Pendant ce temps, une femme morte apparaît à Cologne, enterrée vivante dans un cercueil. L’agresseur joue avec les enquêteurs parce qu’il leur donne des indices sur l’endroit où se trouve la victime, mais les autorités n’ont pas réussi à sauver la victime vivante. Bernd Menkhoff et Jutta Reithöfer enquêtent sous haute pression, mais ce n’est que lorsqu’ils découvrent l’identité de la victime qu’ils parviennent à retrouver une première trace de l’auteur du crime. L’intrigue a été élaborée de manière passionnante et variée. Les chiffres sont multiples. Aux yeux du public, Eva est peut-être une femme d’expérience dans la trentaine, qui a une grande fortune et pas peu d’influence, mais le lecteur se rend vite compte que sa nature est plutôt incertaine et qu’elle est sur le point de s’effondrer à travers toute cette situation confuse avec ses cauchemars extrêmement réalistes. Le style d’écriture est très facile à saisir, de sorte que on ne  peux pas du tout s’éloigner du livre – On veux  juste savoir comment cela va se terminer.

Note : 9/10

 

  • Poche: 320 pages
  • Editeur : Archipoche (2 mai 2018)
  • Collection : Suspense

Electre_978-2-37735-153-4_9782377351534.jpg

 

La carte du monde (2 mai 2018) de Jane Hamilton

Un moment d’inattention, un seul, et une vie peut basculer. Perdue dans la contemplation d’une carte du monde qu’elle avait dessinée jadis, Alice laisse sans surveillance la fille de sa meilleure amie. Lorsqu’elle revient à elle, il est trop tard…

Chronique : Alice et Howard Goodwin sont propriétaires de la dernière ferme laitière du Prairie Center, et ont deux jeunes filles. Par un matin d’été particulièrement stressant, Alice fait du baby-sitting pour les filles de sa meilleure amie qui sont venues jouer lorsque l’une d’entre elles s’égare et tombe dans leur étang et est ensuite déclarée en état de mort cérébrale. Tout le monde est terriblement dévasté, mais Alice se blâme et tombe dans une dépression profonde, à peine capable de fonctionner ou de s’occuper de sa famille. Au milieu de tout cela, la police commence à interroger Alice sur son travail d’infirmière scolaire, en particulier sur un garçon de 5 ans très difficile qui est souvent malade.

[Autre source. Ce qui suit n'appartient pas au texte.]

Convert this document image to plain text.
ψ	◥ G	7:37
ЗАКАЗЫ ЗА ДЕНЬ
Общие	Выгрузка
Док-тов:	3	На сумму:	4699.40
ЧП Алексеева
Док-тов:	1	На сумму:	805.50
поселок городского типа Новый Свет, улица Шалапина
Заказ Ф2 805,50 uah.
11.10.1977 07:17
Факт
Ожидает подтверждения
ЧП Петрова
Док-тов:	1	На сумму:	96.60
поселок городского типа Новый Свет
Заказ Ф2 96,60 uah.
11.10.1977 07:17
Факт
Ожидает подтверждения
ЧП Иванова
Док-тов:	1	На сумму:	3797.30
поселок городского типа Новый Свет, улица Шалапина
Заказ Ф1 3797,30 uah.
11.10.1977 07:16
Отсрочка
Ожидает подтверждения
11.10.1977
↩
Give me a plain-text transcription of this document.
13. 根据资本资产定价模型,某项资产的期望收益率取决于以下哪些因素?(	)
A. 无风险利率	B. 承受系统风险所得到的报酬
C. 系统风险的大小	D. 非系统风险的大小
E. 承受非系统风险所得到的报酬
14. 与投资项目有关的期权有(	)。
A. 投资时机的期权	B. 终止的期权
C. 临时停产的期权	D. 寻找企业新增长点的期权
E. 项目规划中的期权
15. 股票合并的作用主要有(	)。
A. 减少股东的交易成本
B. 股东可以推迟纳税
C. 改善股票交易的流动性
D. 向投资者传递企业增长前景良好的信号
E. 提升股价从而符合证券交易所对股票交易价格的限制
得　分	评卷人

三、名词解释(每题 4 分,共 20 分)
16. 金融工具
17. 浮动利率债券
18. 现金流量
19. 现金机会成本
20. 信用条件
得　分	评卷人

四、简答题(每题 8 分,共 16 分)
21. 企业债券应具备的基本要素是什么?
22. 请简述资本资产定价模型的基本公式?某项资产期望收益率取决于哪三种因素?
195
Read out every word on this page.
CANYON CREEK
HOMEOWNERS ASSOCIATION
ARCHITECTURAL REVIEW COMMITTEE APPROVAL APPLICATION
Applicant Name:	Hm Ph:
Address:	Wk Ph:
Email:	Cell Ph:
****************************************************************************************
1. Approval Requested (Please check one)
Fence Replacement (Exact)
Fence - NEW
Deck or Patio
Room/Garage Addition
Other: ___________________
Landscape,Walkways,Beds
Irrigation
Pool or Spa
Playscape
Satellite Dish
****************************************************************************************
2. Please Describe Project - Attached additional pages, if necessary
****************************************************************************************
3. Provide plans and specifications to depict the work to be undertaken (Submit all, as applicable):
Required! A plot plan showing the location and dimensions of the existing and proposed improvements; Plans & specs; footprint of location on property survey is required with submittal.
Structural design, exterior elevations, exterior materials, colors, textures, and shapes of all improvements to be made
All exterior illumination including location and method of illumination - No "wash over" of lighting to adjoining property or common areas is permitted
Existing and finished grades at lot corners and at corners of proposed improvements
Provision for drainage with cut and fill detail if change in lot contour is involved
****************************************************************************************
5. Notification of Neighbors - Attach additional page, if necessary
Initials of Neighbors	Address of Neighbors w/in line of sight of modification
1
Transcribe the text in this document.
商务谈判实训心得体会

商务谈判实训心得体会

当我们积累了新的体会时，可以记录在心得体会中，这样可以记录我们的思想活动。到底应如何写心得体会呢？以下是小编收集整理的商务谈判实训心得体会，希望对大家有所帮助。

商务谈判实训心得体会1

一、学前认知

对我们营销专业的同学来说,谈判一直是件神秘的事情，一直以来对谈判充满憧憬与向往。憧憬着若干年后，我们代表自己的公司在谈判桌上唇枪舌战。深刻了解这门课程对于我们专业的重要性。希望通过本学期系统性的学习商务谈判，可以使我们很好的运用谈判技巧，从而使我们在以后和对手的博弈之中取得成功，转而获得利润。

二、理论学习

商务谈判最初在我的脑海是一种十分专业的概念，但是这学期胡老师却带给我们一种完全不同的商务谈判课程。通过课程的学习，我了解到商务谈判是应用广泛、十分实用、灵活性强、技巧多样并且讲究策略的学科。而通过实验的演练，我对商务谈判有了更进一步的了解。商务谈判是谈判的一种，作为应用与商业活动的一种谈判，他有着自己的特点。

Alice a honte de se rappeler qu’une fois elle a giflé le garçon par frustration face à son comportement et dans son funk émotionnel, elle s’enfuit en criant « J’ai blessé tout le monde ! Prenant cela comme un aveu de culpabilité d’abus sexuel, Alice est arrêtée et une caution élevée est fixée, que Howard ne peut se permettre de payer. La communauté le fuit, lui et les enfants, et il doit donc essayer de tout réunir par lui-même. L’histoire alterne entre Alice et Howard, ce qui est très efficace, ce qui nous permet de comprendre les pensées et les sentiments les plus intimes de chacun et comment ils gèrent ces crises dans leur vie. Le lecteur va ressentir de l’amour pour tous les personnages, même on est  pas toujours d’accord avec leurs actions ou leurs réponses. Le livre est aussi unique en son genre. Cela force à considérer la perspective de chacun des personnages principaux et à me mettre à leur place, ce qui nous rend plus acceptant et moins critique.

Note : 9/10

 

  • Poche: 576 pages
  • Editeur : Archipoche (2 mai 2018)
  • Collection : Romans étrangers

51IMfA2hreL._SX309_BO1,204,203,200_.jpg

 

Des papillons dans le coeur (2 mai 2018) de Petra Hülsmann

La vie de Lena est à son image : nette et rangée. Jusqu’au jour où, à la veille de ses 30 ans, alors qu’elle s’apprête à se marier, son fiancé Simon lui annonce qu’il est tombé amoureux d’une autre. Comme si ça ne suffisait pas, elle est virée de son travail suite à une étourderie.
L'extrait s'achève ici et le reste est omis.